A mate just sent me a link to this video and I found it both fascinating and funny. AJ Jacobs is an agnostic journalist who decided to live for a year obeying every one of the hundreds of commands in the Bible. In this TED video he tells a little of his story and what he took away from it. I admire him - pretty hard core!
It made me think further about my attitude to the Bible. Do I take the Bible literally? Or to phrase it another way, do I believe the Bible is literal? The answer is... I don't really know. Ummm no I don't think all of it is meant to be read literally (Is Job a play? Should that affect how we understand it?) The more I read of this fascinating book of God's word (I'm a twelfth of the way through this year's read through) the more I realise there's so much to it I'm yet to grasp. There is much I will spend my life time discovering about context, intention, style, purpose, depth, reference and so forth and then there is that undefinable edification and enthusing I ingest from reading it. The Holy Spirit is at work in me as my eyes move across the page and my mind interprets the black shapes into words and my consciousness assigns them meaning and my heart responds...

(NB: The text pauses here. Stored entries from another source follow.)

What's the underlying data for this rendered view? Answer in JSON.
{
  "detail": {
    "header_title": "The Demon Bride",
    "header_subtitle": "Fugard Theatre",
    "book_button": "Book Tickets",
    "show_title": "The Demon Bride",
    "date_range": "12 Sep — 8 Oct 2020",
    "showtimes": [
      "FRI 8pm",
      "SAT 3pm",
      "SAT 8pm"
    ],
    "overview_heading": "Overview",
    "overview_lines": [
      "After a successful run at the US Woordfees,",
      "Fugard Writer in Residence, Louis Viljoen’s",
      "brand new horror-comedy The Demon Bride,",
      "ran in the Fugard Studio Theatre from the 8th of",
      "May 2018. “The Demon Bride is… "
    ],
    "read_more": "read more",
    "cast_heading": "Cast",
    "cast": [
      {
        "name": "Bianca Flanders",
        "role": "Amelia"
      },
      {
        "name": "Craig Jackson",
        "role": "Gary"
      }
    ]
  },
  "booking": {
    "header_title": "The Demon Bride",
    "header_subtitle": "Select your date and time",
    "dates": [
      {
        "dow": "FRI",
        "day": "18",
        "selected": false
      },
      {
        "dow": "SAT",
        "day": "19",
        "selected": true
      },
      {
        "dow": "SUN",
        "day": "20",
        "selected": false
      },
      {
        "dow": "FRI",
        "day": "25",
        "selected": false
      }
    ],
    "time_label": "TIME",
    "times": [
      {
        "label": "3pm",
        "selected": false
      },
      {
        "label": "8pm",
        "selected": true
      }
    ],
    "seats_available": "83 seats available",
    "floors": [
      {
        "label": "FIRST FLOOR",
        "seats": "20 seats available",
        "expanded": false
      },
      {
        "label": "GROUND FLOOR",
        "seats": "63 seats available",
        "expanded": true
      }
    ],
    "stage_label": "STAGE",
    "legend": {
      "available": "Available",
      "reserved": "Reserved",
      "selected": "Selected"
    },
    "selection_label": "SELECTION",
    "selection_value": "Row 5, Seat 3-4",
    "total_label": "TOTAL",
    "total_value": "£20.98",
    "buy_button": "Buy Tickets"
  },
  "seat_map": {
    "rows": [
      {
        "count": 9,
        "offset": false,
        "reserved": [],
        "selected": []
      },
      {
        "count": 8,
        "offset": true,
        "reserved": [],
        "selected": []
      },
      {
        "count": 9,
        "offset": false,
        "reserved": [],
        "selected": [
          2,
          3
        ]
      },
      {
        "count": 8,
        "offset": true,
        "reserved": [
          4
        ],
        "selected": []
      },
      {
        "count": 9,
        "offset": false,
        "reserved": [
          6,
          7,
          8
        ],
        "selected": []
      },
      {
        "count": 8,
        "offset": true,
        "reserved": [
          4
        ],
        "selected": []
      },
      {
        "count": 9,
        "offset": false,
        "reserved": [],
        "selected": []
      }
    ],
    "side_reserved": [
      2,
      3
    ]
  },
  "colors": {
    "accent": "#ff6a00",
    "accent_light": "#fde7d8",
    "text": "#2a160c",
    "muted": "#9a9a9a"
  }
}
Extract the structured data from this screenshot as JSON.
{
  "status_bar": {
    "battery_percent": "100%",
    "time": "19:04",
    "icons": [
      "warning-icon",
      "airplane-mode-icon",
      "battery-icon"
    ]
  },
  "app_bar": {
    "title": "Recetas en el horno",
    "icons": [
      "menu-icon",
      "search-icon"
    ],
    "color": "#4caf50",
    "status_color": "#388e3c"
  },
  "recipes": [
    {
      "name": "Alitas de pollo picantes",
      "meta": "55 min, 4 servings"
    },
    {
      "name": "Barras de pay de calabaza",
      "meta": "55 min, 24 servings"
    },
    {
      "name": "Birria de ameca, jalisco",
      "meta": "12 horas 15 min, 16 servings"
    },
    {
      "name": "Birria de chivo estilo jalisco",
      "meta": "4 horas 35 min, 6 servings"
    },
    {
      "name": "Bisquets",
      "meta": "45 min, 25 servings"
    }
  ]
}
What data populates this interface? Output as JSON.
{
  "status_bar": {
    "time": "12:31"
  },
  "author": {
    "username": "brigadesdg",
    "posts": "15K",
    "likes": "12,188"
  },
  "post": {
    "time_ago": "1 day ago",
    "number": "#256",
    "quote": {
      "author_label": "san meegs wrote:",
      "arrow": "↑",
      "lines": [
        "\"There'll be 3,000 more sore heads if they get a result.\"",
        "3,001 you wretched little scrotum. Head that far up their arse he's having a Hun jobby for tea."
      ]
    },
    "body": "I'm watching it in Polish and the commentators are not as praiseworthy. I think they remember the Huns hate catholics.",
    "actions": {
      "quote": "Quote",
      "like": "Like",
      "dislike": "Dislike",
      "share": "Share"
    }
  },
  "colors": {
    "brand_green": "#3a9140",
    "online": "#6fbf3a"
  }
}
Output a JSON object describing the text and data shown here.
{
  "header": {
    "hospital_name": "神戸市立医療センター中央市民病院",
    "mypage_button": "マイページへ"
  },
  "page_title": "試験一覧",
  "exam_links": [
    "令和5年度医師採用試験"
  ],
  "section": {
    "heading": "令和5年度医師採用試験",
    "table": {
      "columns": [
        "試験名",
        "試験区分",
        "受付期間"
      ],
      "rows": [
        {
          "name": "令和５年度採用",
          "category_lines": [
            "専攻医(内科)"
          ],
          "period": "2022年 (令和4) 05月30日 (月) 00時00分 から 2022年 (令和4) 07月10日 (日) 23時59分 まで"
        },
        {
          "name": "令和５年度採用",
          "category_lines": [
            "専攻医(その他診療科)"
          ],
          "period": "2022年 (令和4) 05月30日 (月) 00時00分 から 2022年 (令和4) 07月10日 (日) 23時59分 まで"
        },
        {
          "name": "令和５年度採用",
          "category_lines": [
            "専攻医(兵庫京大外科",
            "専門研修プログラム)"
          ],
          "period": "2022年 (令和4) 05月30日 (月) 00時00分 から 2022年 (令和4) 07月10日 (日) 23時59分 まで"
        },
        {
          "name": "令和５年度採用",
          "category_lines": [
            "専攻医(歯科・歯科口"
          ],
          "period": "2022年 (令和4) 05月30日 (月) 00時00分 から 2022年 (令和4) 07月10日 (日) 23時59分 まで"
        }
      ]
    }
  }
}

If there are two things I feel certain about regarding the Bible it is that I will spend my life reading it's pages and discovering new things, and if I live to be a hundred years old I will never grasp even half of what God has to give through it.
Do I believe that every law written in the Pentateuch is applicable to me - a non-jewish woman living in 21st century England - no. I'm grateful for the church fathers who in the book of Acts, chapter 15, decided that gentiles, like myself, did not first have to become Jewish (or maybe it's more accurate to say, follow the Jewish tradition in it's fullest) to be saved. That was a pretty big deal. Equally, I don't want to write off the law, as I know there is much to learn from it. As I re-read God's interaction with Moses on Sinai (Exodus 19 onward) I'm struck by how the heart and purpose of the laws they were given pointed to compassion, mercy, justice, freedom, purity and dignity for the former hereditary slaves who now find themselves a free people. I have much to learn, but with Jesus and the Holy Spirit as my guide I look forward to learning it.
I went and ordered AJ Jacob's book pretty much straight after watching his video. Should make for a rather interesting read. If you haven't read the Bible I thoroughly recommend it. It may require something of you - but it's well worth the journey.